What Was the Subaru BRAT, and What Does ‘BRAT’ Stand For?
The Subaru BRAT, short for Bi-drive Recreational All-terrain Transporter, was a unique and quirky vehicle that was popular in the 1980s. However, it was eventually discontinued, and many fans of the BRAT have wondered why. Let’s look at the history of the Subaru BRAT and explore the reasons for its discontinuation. We’ll also consider some potential successors to the BRAT, such as the Subaru Baja and the Hyundai Santa Cruz.
A look at the Subaru BRAT
The Subaru BRAT, short for Bi-drive Recreational All-terrain Transporter, was a small pickup truck that the Japanese automaker produced from 1978 to 1994. It was known for its unique design, which featured a small, boxy body with a flat front end and a removable fiberglass top. The BRAT was powered by various four-cylinder engines and came standard with all-wheel drive, making it capable of tackling rough terrain.
One of the main appeals of the BRAT was its versatility and ruggedness. It was small and lightweight, which made it easy to drive and maneuver, and it had a relatively high ground clearance, which gave it good off-road capability. The BRAT was also equipped with a small bed for hauling cargo, making it a practical choice for outdoor enthusiasts and farmers.
Here’s why the Subaru BRAT was discontinued
The Subaru BRAT was born in response to the fad of small, car-like pickup trucks. It competed well enough with the Ford Ranchero and the Chevrolet El Camino. However, the car-truck hybrid platform eventually ran its course in the public interest. The BRAT was a niche vehicle with no far-reaching appeal outside of its dwindling market. The nameplate exited the market in the United States first, selling its last unit in the 1987 model year. The BRAT continued selling in a few other markets until production was discontinued in 1994.
Successors to the Subaru BRAT
We don’t know if there’s another Subaru BRAT in the company’s future. MotorTrend speculates that the arrival of the Ford Maverick could mean a return of the BRAT. But for now, a few vehicles could potentially fill the void left by the unique little pickup truck. In this section, we’ll look at two cars that have served as potential successors to the BRAT: the Subaru Baja and the Hyundai Santa Cruz.

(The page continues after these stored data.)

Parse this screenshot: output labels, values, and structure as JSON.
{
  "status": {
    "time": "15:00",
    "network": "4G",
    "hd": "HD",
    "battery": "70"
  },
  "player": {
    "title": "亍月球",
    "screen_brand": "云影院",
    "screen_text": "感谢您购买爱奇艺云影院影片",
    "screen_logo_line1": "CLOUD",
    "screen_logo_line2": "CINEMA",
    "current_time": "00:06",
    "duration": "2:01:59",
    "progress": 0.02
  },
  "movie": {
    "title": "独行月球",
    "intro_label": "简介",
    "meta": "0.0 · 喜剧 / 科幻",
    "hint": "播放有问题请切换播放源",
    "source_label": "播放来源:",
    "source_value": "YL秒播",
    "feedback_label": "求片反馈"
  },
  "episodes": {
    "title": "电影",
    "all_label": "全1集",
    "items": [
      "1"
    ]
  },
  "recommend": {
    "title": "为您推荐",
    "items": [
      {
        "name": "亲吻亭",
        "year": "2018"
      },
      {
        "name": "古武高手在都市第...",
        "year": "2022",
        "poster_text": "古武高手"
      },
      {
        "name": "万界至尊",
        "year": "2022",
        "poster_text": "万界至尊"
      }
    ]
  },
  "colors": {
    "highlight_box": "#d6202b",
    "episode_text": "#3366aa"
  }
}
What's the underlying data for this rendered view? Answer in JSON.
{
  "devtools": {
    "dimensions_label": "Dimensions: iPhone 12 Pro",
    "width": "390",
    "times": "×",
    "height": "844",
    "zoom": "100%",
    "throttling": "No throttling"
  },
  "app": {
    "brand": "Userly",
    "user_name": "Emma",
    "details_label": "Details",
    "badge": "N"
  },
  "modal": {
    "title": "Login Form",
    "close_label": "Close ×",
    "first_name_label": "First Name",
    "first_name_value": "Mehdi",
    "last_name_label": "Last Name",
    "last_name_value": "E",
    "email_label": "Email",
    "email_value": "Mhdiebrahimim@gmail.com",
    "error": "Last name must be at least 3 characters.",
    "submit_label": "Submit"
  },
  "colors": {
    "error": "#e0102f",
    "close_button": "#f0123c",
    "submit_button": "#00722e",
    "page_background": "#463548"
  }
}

The Subaru Baja had its time as the BRAT’s successor. Unfortunately for fans of Subaru and small trucks, the Baja is now only a viable option for those in the used vehicle market. The Baja is a small pickup truck produced by the Japanese automaker from 2003 to 2006. It was designed as a more practical alternative to the BRAT, offering four doors and a small bed for hauling cargo. Like its predecessor, the Baja was well-loved by a small niche of consumers. Ultimately, that niche proved too small, and the truck was discontinued due to a lack of sales.
Hyundai Santa Cruz
The Hyundai Santa Cruz is a small pickup truck introduced by the South Korean automaker in 2015 before being officially released in 2021. Unlike the Subaru Baja, it’s currently still in production and available for purchase brand new. Like the BRAT, one of the key features of the Santa Cruz is its compact size and car-like handling, which make it easy to drive and maneuver in tight spaces. In terms of design, the Santa Cruz has a more modern and refined look than the boxy BRAT. So far, this has helped the Santa Cruz avoid the same fate as the BRAT and the Baja, as the Hyundai is selling well.